The reasons may be related to health. For example, a violation of food absorption processes, when you eat enough, but the body receives little useful nutrients and signals this in the most accessible way: a feeling of hunger. Hormonal failures can also manifest themselves in this way: in particular, a violation of the synthesis of the satiety hormone leptin (when you simply cannot get enough) and the appetite hormone ghrelin (you want something tasty), hyperthyroidism (in this case, a ravenous appetite often borders on a sharp decrease in body weight, but this is not an excuse for joy), insulin resistance (insulin stimulates appetite), etc. In no case should you miss such signals. By the way, we should mention the product , which is still possible. do you want to eat Drink water, because we often don't drink enough liquid, and that's why we confuse thirst with hunger.
First, remember that it is better to eat 2-3 hours before bedtime , so that the process of active digestion ends, and the feeling of hunger does not have time to come again. Secondly, the ideal dinner without harming the figure is light proteins in combination with vegetables.
Turkey or chicken meatIt is better if it is steamed, boiled or baked. Poultry contains little fat, but a lot of the amino acid tryptophan, a precursor of serotonin, from which the sleep hormone melatonin is synthesized. Thus, by consuming these products for dinner , we can ensure a healthy sleep .
FishChoose low-fat varieties of sea or river fish: cod, haddock, halibut, zander and sea bass. The energy value of the meat of these types of fish does not exceed 100 kcal per 100 g of the product . It usually takes no more than 3 hours to digest them, besides, they are rich in calcium, phosphorus, iodine and fluorine.
Seafood
Pay attention to less fatty representatives, for example, squid. Squid meat is rich in amino acids: methionine, tyrosine and tryptophan, which we already talked about earlier, as well as vitamins PP, B6 and minerals - selenium and iodine.

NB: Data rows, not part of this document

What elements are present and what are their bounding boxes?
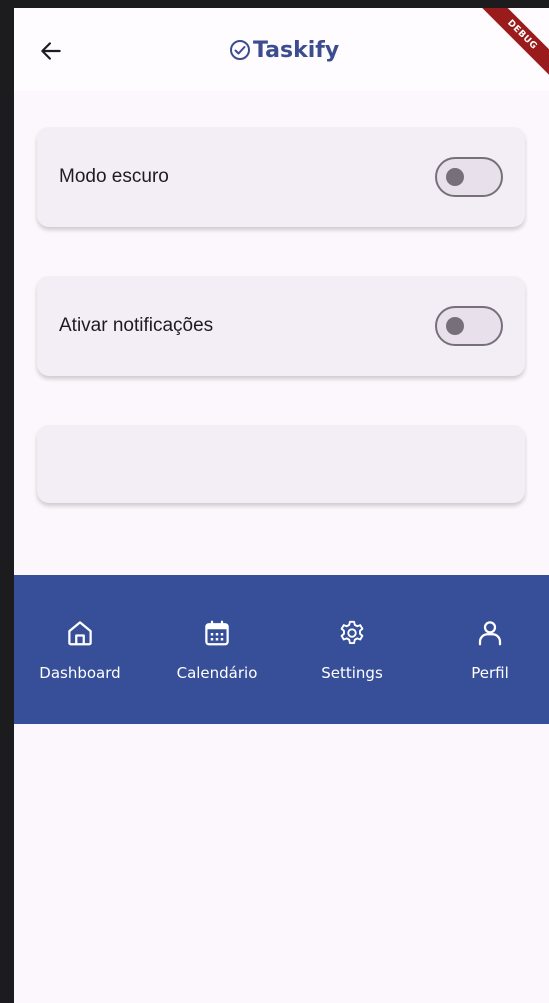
nav-label-settings: Settings [321,664,383,682]
nav-item-settings[interactable]: Settings [292,575,412,724]
empty-card[interactable] [37,425,525,503]
person-icon [478,621,502,646]
nav-label-dashboard: Dashboard [39,664,121,682]
home-icon [68,621,92,646]
dark-mode-toggle[interactable] [435,157,503,197]
nav-label-calendar: Calendário [176,664,258,682]
nav-item-profile[interactable]: Perfil [430,575,549,724]
dark-mode-card: Modo escuro [37,127,525,227]
debug-banner: DEBUG [469,8,549,88]
arrow-left-icon [41,42,61,60]
calendar-icon [205,620,229,646]
check-circle-icon [230,40,250,60]
nav-item-dashboard[interactable]: Dashboard [20,575,140,724]
app-screen: Taskify DEBUG Modo escuro Ativar notific… [14,8,549,1003]
dark-mode-label: Modo escuro [59,166,169,187]
app-bar: Taskify DEBUG [14,8,549,91]
gear-icon [340,620,364,644]
back-button[interactable] [38,38,64,64]
notifications-card: Ativar notificações [37,276,525,376]
nav-label-profile: Perfil [471,664,509,682]
notifications-toggle[interactable] [435,306,503,346]
toggle-knob [446,317,464,335]
bottom-navigation: Dashboard Calendário Settings Perfil [14,575,549,724]
toggle-knob [446,168,464,186]
nav-item-calendar[interactable]: Calendário [157,575,277,724]
notifications-label: Ativar notificações [59,315,214,336]
app-title: Taskify [228,32,339,68]
app-title-text: Taskify [253,37,340,63]
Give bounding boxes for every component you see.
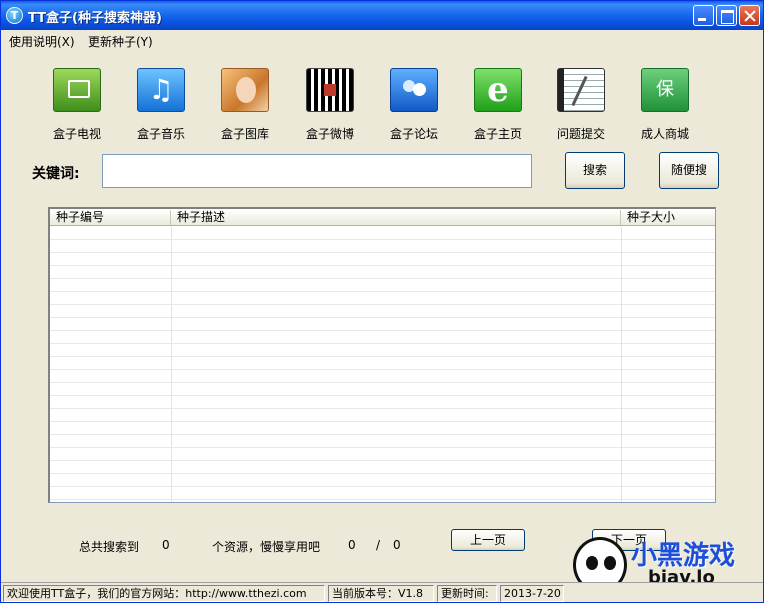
prev-page-button[interactable]: 上一页 xyxy=(451,529,525,551)
page-separator: / xyxy=(376,538,381,552)
toolbar-item-gallery[interactable]: 盒子图库 xyxy=(205,68,285,148)
toolbar-item-home[interactable]: e 盒子主页 xyxy=(458,68,538,148)
toolbar-item-music[interactable]: ♫ 盒子音乐 xyxy=(121,68,201,148)
photo-icon xyxy=(221,68,269,112)
toolbar-label: 成人商城 xyxy=(640,127,689,141)
toolbar-label: 盒子电视 xyxy=(52,127,101,141)
tv-icon xyxy=(53,68,101,112)
toolbar-label: 盒子论坛 xyxy=(389,127,438,141)
maximize-button[interactable] xyxy=(716,5,737,26)
keyword-label: 关键词: xyxy=(32,166,80,182)
toolbar-item-weibo[interactable]: 盒子微博 xyxy=(290,68,370,148)
toolbar-label: 盒子图库 xyxy=(220,127,269,141)
keyword-input[interactable] xyxy=(102,154,532,188)
menu-help[interactable]: 使用说明(X) xyxy=(9,33,75,50)
shield-shop-icon: 保 xyxy=(641,68,689,112)
list-header: 种子编号 种子描述 种子大小 xyxy=(50,209,715,226)
total-suffix: 个资源，慢慢享用吧 xyxy=(212,540,321,554)
minimize-button[interactable] xyxy=(693,5,714,26)
toolbar-label: 盒子微博 xyxy=(305,127,354,141)
toolbar-label: 盒子主页 xyxy=(473,127,522,141)
column-header-seed-id[interactable]: 种子编号 xyxy=(50,210,171,225)
list-body[interactable] xyxy=(50,227,715,502)
notebook-icon xyxy=(557,68,605,112)
title-bar[interactable]: T TT盒子(种子搜索神器) xyxy=(1,1,763,30)
total-prefix: 总共搜索到 xyxy=(79,540,140,554)
toolbar-item-forum[interactable]: 盒子论坛 xyxy=(374,68,454,148)
close-button[interactable] xyxy=(739,5,760,26)
results-list[interactable]: 种子编号 种子描述 种子大小 xyxy=(48,207,716,503)
music-note-icon: ♫ xyxy=(137,68,185,112)
menu-update-seeds[interactable]: 更新种子(Y) xyxy=(88,33,153,50)
total-count: 0 xyxy=(162,538,170,552)
forum-users-icon xyxy=(390,68,438,112)
status-bar: 欢迎使用TT盒子，我们的官方网站：http://www.tthezi.com 当… xyxy=(1,582,763,602)
status-update-label: 更新时间: xyxy=(437,585,497,602)
column-divider xyxy=(621,227,622,502)
search-button[interactable]: 搜索 xyxy=(565,152,625,189)
toolbar-label: 问题提交 xyxy=(556,127,605,141)
toolbar-item-tv[interactable]: 盒子电视 xyxy=(37,68,117,148)
app-logo-icon: T xyxy=(6,7,23,24)
app-window: T TT盒子(种子搜索神器) 使用说明(X) 更新种子(Y) 盒子电视 ♫ 盒子… xyxy=(0,0,764,603)
toolbar-item-feedback[interactable]: 问题提交 xyxy=(541,68,621,148)
ie-browser-icon: e xyxy=(474,68,522,112)
column-header-seed-description[interactable]: 种子描述 xyxy=(171,210,621,225)
total-pages: 0 xyxy=(393,538,401,552)
column-header-seed-size[interactable]: 种子大小 xyxy=(621,210,715,225)
random-search-button[interactable]: 随便搜 xyxy=(659,152,719,189)
status-version: 当前版本号：V1.8 xyxy=(328,585,434,602)
qr-code-icon xyxy=(306,68,354,112)
column-divider xyxy=(171,227,172,502)
status-welcome: 欢迎使用TT盒子，我们的官方网站：http://www.tthezi.com xyxy=(3,585,325,602)
menu-bar: 使用说明(X) 更新种子(Y) xyxy=(1,30,763,50)
window-title: TT盒子(种子搜索神器) xyxy=(28,11,162,26)
toolbar-item-shop[interactable]: 保 成人商城 xyxy=(625,68,705,148)
status-update-date: 2013-7-20 xyxy=(500,585,564,602)
current-page: 0 xyxy=(348,538,356,552)
toolbar-label: 盒子音乐 xyxy=(136,127,185,141)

Egg whiteThe usual product for breakfast is a good choice for dinner as well . Egg white is easily digested, but note that adding eggs to the diet is possible only in the absence of allergies and intolerances. An omelet with vegetables can be a great dish for a late dinner .
Rabbit meat, beef
You can eat them even in the evening , but in boiled form or in the form of steam cutlets (only minced meat and egg are included). For better digestion, add a glass of stewed vegetables.
Fresh and activated nutsThe most useful nuts are those that have been previously prepared - activated. To do this, you need to leave them in water for several hours, then dry them. This procedure helps to reduce the amount of phytic acid, which impairs the assimilation of magnesium, calcium and other trace elements.